Most readers are probably not aware that today is World Cerebral Palsy Day, an effort which occurs on the first Wednesday of every October. The effort is promoted by a group of non-profit organizations and is observed in nearly 50 countries. According to the literature promoting the campaign, there are currently around 17 million people who live with cerebral palsy.
Cerebral palsy refers to a group of symptoms involving mobility issues, as well as problems with communication, depth perception and sensation. In some cases, cerebral palsy involves cognition errors and epilepsy. Fortunately, the problems presented by cerebral palsy do not get worse over time. Unfortunately, they are permanent.
Cerebral palsy is can arise anytime during pregnancy, childbirth or after birth up until age three or so. Although the cause of cerebral palsy is unknown in the majority of cases, it can sometimes be tied to specific factors in child birth. Low birth weight, premature birth, and multiple births are all known risk factors. Other risk factors include infections during pregnancy and birth complications.
It can be devastating for parents to learn that their baby has cerebral palsy. This devastation is only heightened in cases where cerebral palsy is the result of an infection or birth complication from which a physician or other provider failed to protect the patient.

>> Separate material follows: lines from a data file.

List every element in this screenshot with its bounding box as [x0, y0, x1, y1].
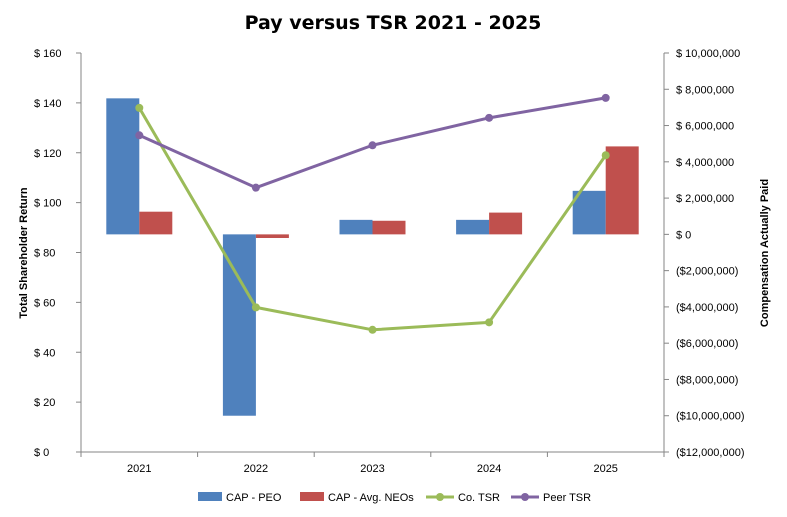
- right-tick-label: $ 10,000,000: [676, 48, 740, 60]
- right-tick-label: $ 8,000,000: [676, 84, 734, 96]
- bar-cap-peo: [222, 234, 256, 416]
- legend-label-co-tsr: Co. TSR: [458, 492, 500, 504]
- legend-marker-co-tsr: [436, 493, 444, 501]
- plot-area: $ 0 $ 20 $ 40 $ 60 $ 80 $ 100 $ 120 $ 140 $ 160 (…: [34, 48, 745, 475]
- point-co-tsr: [601, 151, 610, 160]
- point-peer-tsr: [251, 183, 260, 192]
- point-peer-tsr: [368, 141, 377, 150]
- left-axis-title: Total Shareholder Return: [18, 187, 30, 318]
- right-tick-label: ($12,000,000): [676, 447, 745, 459]
- point-co-tsr: [485, 318, 494, 327]
- point-peer-tsr: [601, 93, 610, 102]
- left-tick-label: $ 80: [34, 248, 55, 260]
- legend-swatch-cap-peo: [198, 492, 222, 501]
- bar-cap-peo: [456, 219, 490, 235]
- point-co-tsr: [135, 103, 144, 112]
- right-tick-label: ($8,000,000): [676, 374, 738, 386]
- left-tick-label: $ 0: [34, 447, 49, 459]
- legend-label-peer-tsr: Peer TSR: [543, 492, 591, 504]
- bar-cap-peo: [572, 190, 606, 235]
- left-tick-label: $ 160: [34, 48, 62, 60]
- right-tick-label: $ 4,000,000: [676, 157, 734, 169]
- x-tick-label: 2025: [593, 463, 617, 475]
- bar-cap-avg-neos: [489, 212, 523, 235]
- bar-cap-peo: [339, 219, 373, 235]
- legend: CAP - PEO CAP - Avg. NEOs Co. TSR Peer TSR: [198, 492, 591, 504]
- left-tick-label: $ 40: [34, 347, 55, 359]
- left-tick-label: $ 60: [34, 297, 55, 309]
- bar-cap-avg-neos: [372, 220, 406, 235]
- right-tick-label: $ 0: [676, 229, 691, 241]
- legend-marker-peer-tsr: [521, 493, 529, 501]
- x-tick-label: 2021: [127, 463, 151, 475]
- right-tick-label: ($2,000,000): [676, 266, 738, 278]
- bar-cap-avg-neos: [255, 234, 289, 238]
- right-tick-label: ($4,000,000): [676, 302, 738, 314]
- point-peer-tsr: [485, 113, 494, 122]
- left-tick-label: $ 120: [34, 148, 62, 160]
- chart-title: Pay versus TSR 2021 - 2025: [245, 12, 542, 34]
- right-tick-label: ($10,000,000): [676, 411, 745, 423]
- bar-cap-avg-neos: [605, 146, 639, 235]
- bar-cap-avg-neos: [139, 211, 173, 235]
- right-tick-label: $ 6,000,000: [676, 121, 734, 133]
- point-peer-tsr: [135, 131, 144, 140]
- left-tick-label: $ 100: [34, 198, 62, 210]
- right-axis-title: Compensation Actually Paid: [759, 179, 771, 327]
- bar-cap-peo: [106, 98, 140, 235]
- legend-label-cap-peo: CAP - PEO: [226, 492, 282, 504]
- point-co-tsr: [251, 303, 260, 312]
- left-tick-label: $ 140: [34, 98, 62, 110]
- point-co-tsr: [368, 325, 377, 334]
- right-tick-label: $ 2,000,000: [676, 193, 734, 205]
- right-tick-label: ($6,000,000): [676, 338, 738, 350]
- line-co-tsr: [138, 107, 607, 332]
- x-tick-label: 2024: [477, 463, 501, 475]
- x-tick-label: 2023: [360, 463, 384, 475]
- legend-swatch-cap-avg-neos: [300, 492, 324, 501]
- legend-label-cap-avg-neos: CAP - Avg. NEOs: [328, 492, 414, 504]
- x-tick-label: 2022: [244, 463, 268, 475]
- left-tick-label: $ 20: [34, 397, 55, 409]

Although it is possible to pursue medical malpractice against a physician for negligence that led to cerebral palsy, doing so successfully is not necessarily an easy task. In addition to establishing a clear medical standard of care which the provider breached, it has to be shown that that breach was the cause of the condition. Oftentimes this requires the testimony of expert witnesses and other strategies, and the assistance of an experienced medical malpractice attorney is indispensible.